Gulf Strikes Choke Hormuz, But Iraq Deal and Inventory Surge Rein In Crude's Climb
Brent front-month futures last closed at $108.18 and WTI at $97.23 per Yahoo Finance as of 18 March 2026 13:09 UTC, with both benchmarks holding elevated at the US open as overnight strikes on Gulf energy infrastructure offset a bearish US inventory build and partial Iraqi supply resumption. By 8:52 a.m. ET, Brent had climbed 4.12% to $107.68 and WTI was 1.13% higher at $97.30 per CNBC. Drone strikes on the UAE's ultra-sour gas facility and fires at the Fujairah Oil Industry Zone — coupled with damage near the Strait of Hormuz — stoked fears of prolonged supply disruption. The Shah gas field, with capacity of 1.28 billion standard cubic feet per day, remains suspended following the drone attack per CNBC. Separately, Israeli airstrikes targeted Iran's gas facilities at South Pars and Asaluyeh overnight, though damage extent remains unknown; an Israeli official is reported to be "less worried about gas strikes than oil," limiting the direct crude price impulse from that action per The Jerusalem Post.

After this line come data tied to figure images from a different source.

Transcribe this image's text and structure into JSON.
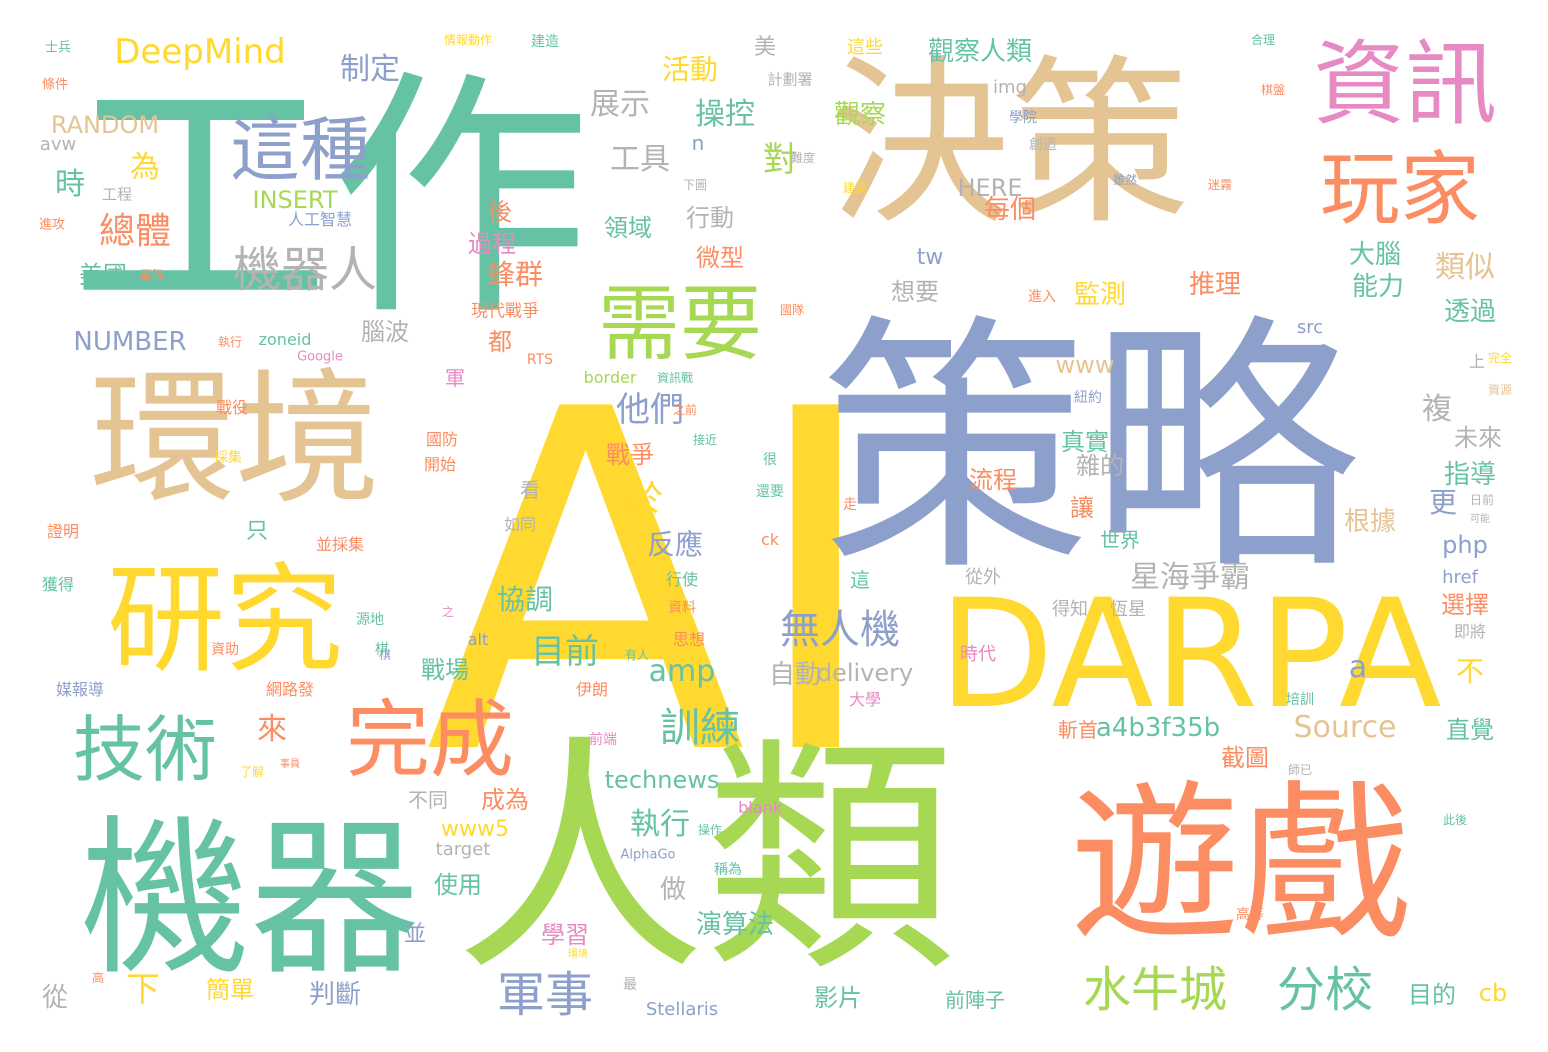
{
  "colors": {
    "green": "#66c2a5",
    "orange": "#fc8d62",
    "blue": "#8da0cb",
    "pink": "#e78ac3",
    "lime": "#a6d854",
    "yellow": "#ffd92f",
    "tan": "#e5c494",
    "gray": "#b3b3b3"
  },
  "words": [
    {
      "text": "AI",
      "color": "yellow"
    },
    {
      "text": "人類",
      "color": "lime"
    },
    {
      "text": "策略",
      "color": "blue"
    },
    {
      "text": "決策",
      "color": "tan"
    },
    {
      "text": "工作",
      "color": "green"
    },
    {
      "text": "遊戲",
      "color": "orange"
    },
    {
      "text": "機器",
      "color": "green"
    },
    {
      "text": "環境",
      "color": "tan"
    },
    {
      "text": "DARPA",
      "color": "yellow"
    },
    {
      "text": "研究",
      "color": "yellow"
    },
    {
      "text": "資訊",
      "color": "pink"
    },
    {
      "text": "玩家",
      "color": "orange"
    },
    {
      "text": "需要",
      "color": "lime"
    },
    {
      "text": "這種",
      "color": "blue"
    },
    {
      "text": "技術",
      "color": "green"
    },
    {
      "text": "完成",
      "color": "orange"
    },
    {
      "text": "機器人",
      "color": "gray"
    },
    {
      "text": "軍事",
      "color": "blue"
    },
    {
      "text": "水牛城",
      "color": "lime"
    },
    {
      "text": "分校",
      "color": "green"
    },
    {
      "text": "DeepMind",
      "color": "yellow"
    },
    {
      "text": "無人機",
      "color": "blue"
    },
    {
      "text": "訓練",
      "color": "green"
    },
    {
      "text": "星海爭霸",
      "color": "gray"
    },
    {
      "text": "制定",
      "color": "blue"
    },
    {
      "text": "展示",
      "color": "gray"
    },
    {
      "text": "活動",
      "color": "yellow"
    },
    {
      "text": "觀察人類",
      "color": "green"
    },
    {
      "text": "觀察",
      "color": "lime"
    },
    {
      "text": "美",
      "color": "gray"
    },
    {
      "text": "計劃署",
      "color": "gray"
    },
    {
      "text": "這些",
      "color": "yellow"
    },
    {
      "text": "操控",
      "color": "green"
    },
    {
      "text": "對",
      "color": "lime"
    },
    {
      "text": "工具",
      "color": "gray"
    },
    {
      "text": "每個",
      "color": "orange"
    },
    {
      "text": "HERE",
      "color": "gray"
    },
    {
      "text": "img",
      "color": "gray"
    },
    {
      "text": "RANDOM",
      "color": "tan"
    },
    {
      "text": "avw",
      "color": "gray"
    },
    {
      "text": "INSERT",
      "color": "lime"
    },
    {
      "text": "NUMBER",
      "color": "blue"
    },
    {
      "text": "zoneid",
      "color": "green"
    },
    {
      "text": "Google",
      "color": "pink"
    },
    {
      "text": "時",
      "color": "green"
    },
    {
      "text": "為",
      "color": "yellow"
    },
    {
      "text": "總體",
      "color": "orange"
    },
    {
      "text": "美國",
      "color": "green"
    },
    {
      "text": "工程",
      "color": "gray"
    },
    {
      "text": "人工智慧",
      "color": "blue"
    },
    {
      "text": "腦波",
      "color": "gray"
    },
    {
      "text": "蜂群",
      "color": "orange"
    },
    {
      "text": "過程",
      "color": "pink"
    },
    {
      "text": "後",
      "color": "orange"
    },
    {
      "text": "都",
      "color": "orange"
    },
    {
      "text": "現代戰爭",
      "color": "orange"
    },
    {
      "text": "領域",
      "color": "green"
    },
    {
      "text": "行動",
      "color": "gray"
    },
    {
      "text": "微型",
      "color": "orange"
    },
    {
      "text": "想要",
      "color": "gray"
    },
    {
      "text": "tw",
      "color": "blue"
    },
    {
      "text": "www",
      "color": "tan"
    },
    {
      "text": "推理",
      "color": "orange"
    },
    {
      "text": "監測",
      "color": "yellow"
    },
    {
      "text": "大腦",
      "color": "green"
    },
    {
      "text": "能力",
      "color": "green"
    },
    {
      "text": "類似",
      "color": "tan"
    },
    {
      "text": "透過",
      "color": "green"
    },
    {
      "text": "src",
      "color": "blue"
    },
    {
      "text": "他們",
      "color": "blue"
    },
    {
      "text": "於",
      "color": "yellow"
    },
    {
      "text": "戰爭",
      "color": "orange"
    },
    {
      "text": "反應",
      "color": "blue"
    },
    {
      "text": "協調",
      "color": "green"
    },
    {
      "text": "目前",
      "color": "green"
    },
    {
      "text": "戰場",
      "color": "green"
    },
    {
      "text": "amp",
      "color": "green"
    },
    {
      "text": "自動",
      "color": "gray"
    },
    {
      "text": "delivery",
      "color": "gray"
    },
    {
      "text": "真實",
      "color": "green"
    },
    {
      "text": "雜的",
      "color": "gray"
    },
    {
      "text": "複",
      "color": "gray"
    },
    {
      "text": "流程",
      "color": "orange"
    },
    {
      "text": "未來",
      "color": "gray"
    },
    {
      "text": "指導",
      "color": "green"
    },
    {
      "text": "更",
      "color": "blue"
    },
    {
      "text": "讓",
      "color": "orange"
    },
    {
      "text": "世界",
      "color": "green"
    },
    {
      "text": "根據",
      "color": "tan"
    },
    {
      "text": "php",
      "color": "blue"
    },
    {
      "text": "href",
      "color": "blue"
    },
    {
      "text": "選擇",
      "color": "orange"
    },
    {
      "text": "從外",
      "color": "gray"
    },
    {
      "text": "得知",
      "color": "gray"
    },
    {
      "text": "恆星",
      "color": "gray"
    },
    {
      "text": "即將",
      "color": "gray"
    },
    {
      "text": "a",
      "color": "blue"
    },
    {
      "text": "a4b3f35b",
      "color": "green"
    },
    {
      "text": "Source",
      "color": "tan"
    },
    {
      "text": "不",
      "color": "yellow"
    },
    {
      "text": "直覺",
      "color": "green"
    },
    {
      "text": "截圖",
      "color": "orange"
    },
    {
      "text": "斬首",
      "color": "orange"
    },
    {
      "text": "目的",
      "color": "green"
    },
    {
      "text": "cb",
      "color": "yellow"
    },
    {
      "text": "來",
      "color": "orange"
    },
    {
      "text": "下",
      "color": "yellow"
    },
    {
      "text": "判斷",
      "color": "blue"
    },
    {
      "text": "technews",
      "color": "green"
    },
    {
      "text": "成為",
      "color": "orange"
    },
    {
      "text": "執行",
      "color": "green"
    },
    {
      "text": "做",
      "color": "gray"
    },
    {
      "text": "www5",
      "color": "yellow"
    },
    {
      "text": "target",
      "color": "gray"
    },
    {
      "text": "不同",
      "color": "gray"
    },
    {
      "text": "使用",
      "color": "green"
    },
    {
      "text": "學習",
      "color": "pink"
    },
    {
      "text": "演算法",
      "color": "green"
    },
    {
      "text": "並",
      "color": "blue"
    },
    {
      "text": "簡單",
      "color": "yellow"
    },
    {
      "text": "從",
      "color": "gray"
    },
    {
      "text": "影片",
      "color": "green"
    },
    {
      "text": "前陣子",
      "color": "green"
    },
    {
      "text": "Stellaris",
      "color": "blue"
    },
    {
      "text": "AlphaGo",
      "color": "blue"
    },
    {
      "text": "blank",
      "color": "pink"
    },
    {
      "text": "稱為",
      "color": "green"
    },
    {
      "text": "操作",
      "color": "green"
    },
    {
      "text": "高等",
      "color": "orange"
    },
    {
      "text": "此後",
      "color": "green"
    },
    {
      "text": "培訓",
      "color": "green"
    },
    {
      "text": "時代",
      "color": "pink"
    },
    {
      "text": "大學",
      "color": "pink"
    },
    {
      "text": "前端",
      "color": "pink"
    },
    {
      "text": "伊朗",
      "color": "orange"
    },
    {
      "text": "思想",
      "color": "orange"
    },
    {
      "text": "有人",
      "color": "green"
    },
    {
      "text": "棋",
      "color": "green"
    },
    {
      "text": "網路發",
      "color": "orange"
    },
    {
      "text": "媒報導",
      "color": "blue"
    },
    {
      "text": "資助",
      "color": "orange"
    },
    {
      "text": "源地",
      "color": "green"
    },
    {
      "text": "獲得",
      "color": "green"
    },
    {
      "text": "證明",
      "color": "orange"
    },
    {
      "text": "只",
      "color": "green"
    },
    {
      "text": "並採集",
      "color": "orange"
    },
    {
      "text": "看",
      "color": "gray"
    },
    {
      "text": "如同",
      "color": "gray"
    },
    {
      "text": "alt",
      "color": "blue"
    },
    {
      "text": "資料",
      "color": "orange"
    },
    {
      "text": "行使",
      "color": "green"
    },
    {
      "text": "這",
      "color": "green"
    },
    {
      "text": "ck",
      "color": "orange"
    },
    {
      "text": "還要",
      "color": "green"
    },
    {
      "text": "很",
      "color": "green"
    },
    {
      "text": "走",
      "color": "orange"
    },
    {
      "text": "接近",
      "color": "green"
    },
    {
      "text": "之前",
      "color": "orange"
    },
    {
      "text": "國防",
      "color": "orange"
    },
    {
      "text": "開始",
      "color": "orange"
    },
    {
      "text": "採集",
      "color": "yellow"
    },
    {
      "text": "戰役",
      "color": "orange"
    },
    {
      "text": "軍",
      "color": "pink"
    },
    {
      "text": "RTS",
      "color": "orange"
    },
    {
      "text": "border",
      "color": "lime"
    },
    {
      "text": "資訊戰",
      "color": "green"
    },
    {
      "text": "執行",
      "color": "orange"
    },
    {
      "text": "國隊",
      "color": "orange"
    },
    {
      "text": "進入",
      "color": "orange"
    },
    {
      "text": "紐約",
      "color": "blue"
    },
    {
      "text": "資源",
      "color": "tan"
    },
    {
      "text": "完全",
      "color": "yellow"
    },
    {
      "text": "上",
      "color": "gray"
    },
    {
      "text": "士兵",
      "color": "green"
    },
    {
      "text": "條件",
      "color": "orange"
    },
    {
      "text": "進攻",
      "color": "orange"
    },
    {
      "text": "軍隊",
      "color": "orange"
    },
    {
      "text": "情報動作",
      "color": "yellow"
    },
    {
      "text": "建造",
      "color": "green"
    },
    {
      "text": "合理",
      "color": "green"
    },
    {
      "text": "棋盤",
      "color": "orange"
    },
    {
      "text": "學院",
      "color": "blue"
    },
    {
      "text": "創造",
      "color": "gray"
    },
    {
      "text": "雖然",
      "color": "blue"
    },
    {
      "text": "迷霧",
      "color": "orange"
    },
    {
      "text": "建築",
      "color": "yellow"
    },
    {
      "text": "難度",
      "color": "gray"
    },
    {
      "text": "下圖",
      "color": "gray"
    },
    {
      "text": "n",
      "color": "blue"
    },
    {
      "text": "日前",
      "color": "gray"
    },
    {
      "text": "可能",
      "color": "gray"
    },
    {
      "text": "師已",
      "color": "gray"
    },
    {
      "text": "了解",
      "color": "yellow"
    },
    {
      "text": "事員",
      "color": "orange"
    },
    {
      "text": "高",
      "color": "orange"
    },
    {
      "text": "環境",
      "color": "yellow"
    },
    {
      "text": "最",
      "color": "gray"
    },
    {
      "text": "棋",
      "color": "blue"
    },
    {
      "text": "之",
      "color": "pink"
    }
  ]
}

Two countervailing forces applied downward pressure during the overnight session. Iraq and Kurdish authorities confirmed a deal to resume 250,000 barrels per day of crude exports via Turkey's Ceyhan port — representing only about 7% of Iraq's pre-disruption exports of roughly 3.5 million bpd from southern Basra fields via the Strait of Hormuz per The New Arab, and described as unlikely to "make much of a difference in global supply" per OilPrice.com — sending prices down more than $2 a barrel per CNBC. US crude inventories also surged 6.56 million barrels in the week ended March 13 — far exceeding the Reuters poll forecast of approximately 380,000 barrels — dragging Brent down $1.15 and WTI down $1.54 in early Asian trading per CNBC. The killing of Iran's security chief Ali Larijani in an Israeli attack was noted by a senior analyst as having "raised hopes that the conflict could end sooner" per CNBC.
Strait of Hormuz vessel traffic has collapsed 95% to approximately five ships per day from 125 previously, with five million barrels of petroleum products having transited daily before the crisis per EL PAÍS English. Citi projects that disruptions to Hormuz flows over the next four to six weeks could remove 11 to 16 million barrels per day from the market, potentially pushing Brent to $110–$120 per barrel — with more severe prolonged outage scenarios potentially averaging $130 in Q2–Q3 or spiking as high as $150 for Brent or even $200 including refined products per CNBC.
Price action at the US open reflects a market caught between competing directional forces rather than a clean bullish read. UAE infrastructure strikes — a significant escalation vector targeting Gulf producer facilities rather than Iranian assets — have anchored Brent above $107. Yet the same reporting notes that US bunker-buster strikes on Iranian missile sites near the Strait raised optimism about a potential Hormuz reopening, creating a simultaneous downward pull on prices.
The inventory surplus of 6.56 million barrels is a substantial bearish data point. Its cause is not specified in the source reporting and is best treated as a supply-demand uncertainty signal rather than a definitive demand indicator.
The Iraq pipeline deal illustrates the scale of the relief problem: 250,000 bpd via Ceyhan represents roughly 19% of Iraq's current collapsed output of approximately 1.3 million bpd, and only about 6% of its pre-war total production of over 4 million bpd — reinforcing the "not a game changer" characterisation from OilPrice.com.
A strategically critical asymmetry has emerged at the Strait: Iran's own exports have remained at approximately 1.2 million bpd via "dark" transits, while other Gulf producer flows through the Strait have collapsed from 14 million bpd to just 400,000 bpd — meaning Iran is effectively weaponising the chokepoint against Gulf rivals while preserving its own export revenue.
Finally, the Federal Reserve is expected to hold rates today, with updated projections showing inflation remaining as high as 3% by late 2026 — well above December's 2.6% projection — embedding oil-driven inflation directly into the rate path.